中岡秀彦/中岡祐子 エッセイ集

【112】 『スレンチェンスカさん その1』  2009.6.26

ピアニストの友人が、「ちょっと遠いんだけど素晴らしいピアニストが来日するから行かない?」っと誘ってくれました。初めは岡山と聞いて、どうしようかと思ったのでしたが、名古屋から新幹線ならちょうど東京と同じ時間、、、行くことにしました。
日本ではまだ殆ど知られていない方ですが、ルース・スレンチェンスカさんは知られざる巨匠、そして84歳です。今回はブラームス作品、Op.76.79.116.117.118.119を3日間で全30曲を録音するための来日でした。個人所有の小さなスタジオでの録音、僅かな聴衆も演奏会を聴くというより、ライヴレコーディングにこっそり立ち会わせてもらっているという感じでした。

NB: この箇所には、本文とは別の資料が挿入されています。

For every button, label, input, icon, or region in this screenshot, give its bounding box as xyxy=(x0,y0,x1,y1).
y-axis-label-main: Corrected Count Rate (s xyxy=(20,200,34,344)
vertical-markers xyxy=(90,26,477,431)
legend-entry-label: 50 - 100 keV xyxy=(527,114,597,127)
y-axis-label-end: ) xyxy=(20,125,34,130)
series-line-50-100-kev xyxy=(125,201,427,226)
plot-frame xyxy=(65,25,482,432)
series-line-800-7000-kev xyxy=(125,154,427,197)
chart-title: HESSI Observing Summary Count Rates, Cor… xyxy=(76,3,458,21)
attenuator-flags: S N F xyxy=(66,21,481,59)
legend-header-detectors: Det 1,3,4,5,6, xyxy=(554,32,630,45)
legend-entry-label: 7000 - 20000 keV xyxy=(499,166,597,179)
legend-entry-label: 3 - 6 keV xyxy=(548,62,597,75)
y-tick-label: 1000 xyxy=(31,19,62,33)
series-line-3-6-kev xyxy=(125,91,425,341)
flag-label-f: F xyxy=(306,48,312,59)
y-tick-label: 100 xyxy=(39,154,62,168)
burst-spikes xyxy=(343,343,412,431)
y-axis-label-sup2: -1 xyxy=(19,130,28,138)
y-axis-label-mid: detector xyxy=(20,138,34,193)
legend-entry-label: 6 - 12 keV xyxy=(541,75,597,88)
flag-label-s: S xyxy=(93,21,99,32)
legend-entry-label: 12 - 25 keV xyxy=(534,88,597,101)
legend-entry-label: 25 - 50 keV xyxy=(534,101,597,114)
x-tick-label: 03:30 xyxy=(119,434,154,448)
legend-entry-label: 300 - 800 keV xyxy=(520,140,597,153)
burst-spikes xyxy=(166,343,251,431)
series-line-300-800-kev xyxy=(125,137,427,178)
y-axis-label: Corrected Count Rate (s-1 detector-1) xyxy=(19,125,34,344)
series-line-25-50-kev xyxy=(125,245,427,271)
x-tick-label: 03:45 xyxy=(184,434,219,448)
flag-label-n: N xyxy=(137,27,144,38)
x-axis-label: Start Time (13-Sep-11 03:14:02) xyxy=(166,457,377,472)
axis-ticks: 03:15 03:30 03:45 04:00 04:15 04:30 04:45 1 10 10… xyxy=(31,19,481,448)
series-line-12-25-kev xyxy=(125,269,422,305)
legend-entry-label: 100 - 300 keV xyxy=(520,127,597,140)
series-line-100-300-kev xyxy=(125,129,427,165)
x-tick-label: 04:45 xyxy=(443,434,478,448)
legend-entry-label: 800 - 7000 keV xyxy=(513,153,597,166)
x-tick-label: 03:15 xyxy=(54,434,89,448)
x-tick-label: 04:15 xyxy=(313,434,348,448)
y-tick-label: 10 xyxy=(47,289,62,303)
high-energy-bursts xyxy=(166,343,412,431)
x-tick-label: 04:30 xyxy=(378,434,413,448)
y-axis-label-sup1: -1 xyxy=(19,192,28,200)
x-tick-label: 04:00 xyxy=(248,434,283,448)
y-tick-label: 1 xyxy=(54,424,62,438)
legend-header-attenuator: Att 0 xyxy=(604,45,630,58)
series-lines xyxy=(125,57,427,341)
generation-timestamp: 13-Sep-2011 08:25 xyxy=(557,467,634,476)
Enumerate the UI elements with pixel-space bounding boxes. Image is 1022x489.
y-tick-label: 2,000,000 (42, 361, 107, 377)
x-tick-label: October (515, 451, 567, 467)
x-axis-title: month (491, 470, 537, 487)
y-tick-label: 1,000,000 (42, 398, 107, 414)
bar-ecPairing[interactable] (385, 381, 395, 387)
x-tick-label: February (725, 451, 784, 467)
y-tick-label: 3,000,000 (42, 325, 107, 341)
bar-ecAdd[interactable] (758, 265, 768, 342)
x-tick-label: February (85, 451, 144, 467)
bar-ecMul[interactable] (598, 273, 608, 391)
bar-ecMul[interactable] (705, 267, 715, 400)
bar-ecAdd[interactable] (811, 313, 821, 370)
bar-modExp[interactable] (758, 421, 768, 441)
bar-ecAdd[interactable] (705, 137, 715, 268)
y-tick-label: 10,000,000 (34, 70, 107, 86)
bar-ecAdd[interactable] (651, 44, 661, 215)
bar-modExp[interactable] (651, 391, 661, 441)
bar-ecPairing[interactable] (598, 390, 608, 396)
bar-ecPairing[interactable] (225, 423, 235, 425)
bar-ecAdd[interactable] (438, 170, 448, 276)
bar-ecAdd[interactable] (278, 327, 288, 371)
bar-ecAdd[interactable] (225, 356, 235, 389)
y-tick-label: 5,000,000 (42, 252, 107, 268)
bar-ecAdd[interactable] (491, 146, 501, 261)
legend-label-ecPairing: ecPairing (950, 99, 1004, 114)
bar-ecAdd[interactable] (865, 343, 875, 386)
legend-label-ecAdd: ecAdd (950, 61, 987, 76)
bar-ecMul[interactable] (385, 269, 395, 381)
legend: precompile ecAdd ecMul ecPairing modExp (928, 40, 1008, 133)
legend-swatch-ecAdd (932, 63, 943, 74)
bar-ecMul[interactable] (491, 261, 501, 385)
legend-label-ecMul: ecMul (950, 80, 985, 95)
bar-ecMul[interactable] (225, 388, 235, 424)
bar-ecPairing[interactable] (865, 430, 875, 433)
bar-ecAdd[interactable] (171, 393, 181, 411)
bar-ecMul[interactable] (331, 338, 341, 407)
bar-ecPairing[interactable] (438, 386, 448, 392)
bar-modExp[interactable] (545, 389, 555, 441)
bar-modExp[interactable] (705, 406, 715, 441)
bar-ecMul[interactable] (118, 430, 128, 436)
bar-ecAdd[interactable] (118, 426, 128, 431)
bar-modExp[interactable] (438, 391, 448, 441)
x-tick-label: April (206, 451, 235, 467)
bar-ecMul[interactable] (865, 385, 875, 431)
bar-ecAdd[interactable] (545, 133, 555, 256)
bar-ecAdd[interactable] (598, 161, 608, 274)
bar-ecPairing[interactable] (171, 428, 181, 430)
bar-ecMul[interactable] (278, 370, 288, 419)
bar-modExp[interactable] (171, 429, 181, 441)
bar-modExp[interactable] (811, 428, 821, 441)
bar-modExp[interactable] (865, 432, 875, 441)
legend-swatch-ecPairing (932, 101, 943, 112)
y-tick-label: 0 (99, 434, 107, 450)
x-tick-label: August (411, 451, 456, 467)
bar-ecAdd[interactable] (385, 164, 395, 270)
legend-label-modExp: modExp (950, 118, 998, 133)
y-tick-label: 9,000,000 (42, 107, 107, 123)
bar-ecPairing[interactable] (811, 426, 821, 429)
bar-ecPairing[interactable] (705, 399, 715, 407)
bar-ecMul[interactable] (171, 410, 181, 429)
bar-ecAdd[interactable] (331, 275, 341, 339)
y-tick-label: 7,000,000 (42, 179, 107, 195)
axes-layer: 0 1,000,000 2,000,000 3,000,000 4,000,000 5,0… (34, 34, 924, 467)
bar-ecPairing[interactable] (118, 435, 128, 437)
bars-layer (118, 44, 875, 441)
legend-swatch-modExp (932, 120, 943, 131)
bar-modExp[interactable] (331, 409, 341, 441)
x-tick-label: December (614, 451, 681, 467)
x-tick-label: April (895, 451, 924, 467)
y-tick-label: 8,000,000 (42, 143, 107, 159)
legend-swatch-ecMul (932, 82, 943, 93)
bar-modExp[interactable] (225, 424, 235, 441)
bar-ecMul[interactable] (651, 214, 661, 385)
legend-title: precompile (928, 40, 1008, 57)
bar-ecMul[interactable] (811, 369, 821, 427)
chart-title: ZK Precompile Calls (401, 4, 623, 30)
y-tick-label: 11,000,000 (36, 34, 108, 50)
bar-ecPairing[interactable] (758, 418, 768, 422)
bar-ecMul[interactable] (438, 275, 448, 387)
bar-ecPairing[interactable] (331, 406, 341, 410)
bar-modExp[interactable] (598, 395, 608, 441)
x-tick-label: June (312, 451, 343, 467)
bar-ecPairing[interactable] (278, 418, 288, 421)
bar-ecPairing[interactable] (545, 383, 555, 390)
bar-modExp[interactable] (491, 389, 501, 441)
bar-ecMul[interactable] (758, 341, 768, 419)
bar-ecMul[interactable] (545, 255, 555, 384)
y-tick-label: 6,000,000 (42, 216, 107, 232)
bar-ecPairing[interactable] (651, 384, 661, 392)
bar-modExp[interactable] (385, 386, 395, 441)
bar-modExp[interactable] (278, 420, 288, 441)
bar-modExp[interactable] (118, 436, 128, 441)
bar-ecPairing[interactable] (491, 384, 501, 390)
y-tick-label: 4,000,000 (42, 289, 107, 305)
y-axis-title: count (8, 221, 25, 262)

私が聴いたのは、作品76と118の録音(演奏)でした。
スレンチェンスカさんはとても小柄で、ステージ袖からピアノまで歩く姿は、どちらかといえばトコトコとおぼつかない足取りでした。そして本番前に「少しのエクササイズをしたい」とのことで、練習が始まりました。もちろん練習とは言え、聴衆も一挙手一投足注目しています、作品118の1曲目初めの2ページ程を、「完全ノンペダル、とてもゆっくり、アゴ−ギークを付けずにインテンポで、表の拍にアクセントをつけて」さらい始めました。それが終わると次は、「裏拍にアクセントをつけて同じ方法」をしました。後から聞けば、彼女は自らの師であるラフマニノフやコルトーから10代の頃この方法を学び、84歳の現在もこのやり方でメトロノームの目盛りを一つずつ変えてさらっているそうです。驚きますよね・・・。
今回のこの録音のために毎日8時間×365日×2年間の準備をしてきた、と聞きました。

しばらくの”練習”が済むと録音録画が始まりました。初めて聴く私も、いったいどんな音楽が出てくるのかドキドキして待ちました。録音技師のサインが出ると、先ほどまでのユックリ練習とは全く違う、生き生きとした音楽が溢れ出しました。一気に地球の裏側まで突き抜けて行ったかのような集中力、音のどの瞬間にも生命が宿り、新鮮な発想にあふれ、作品の隅々まで深い美しい色がちりばめられていました。その演奏はあまりにも素晴らしくて、上手いとか綺麗だとかを越えていました。私は涙が出そうになりながら、自分の体が音楽で包まれるのを感じました。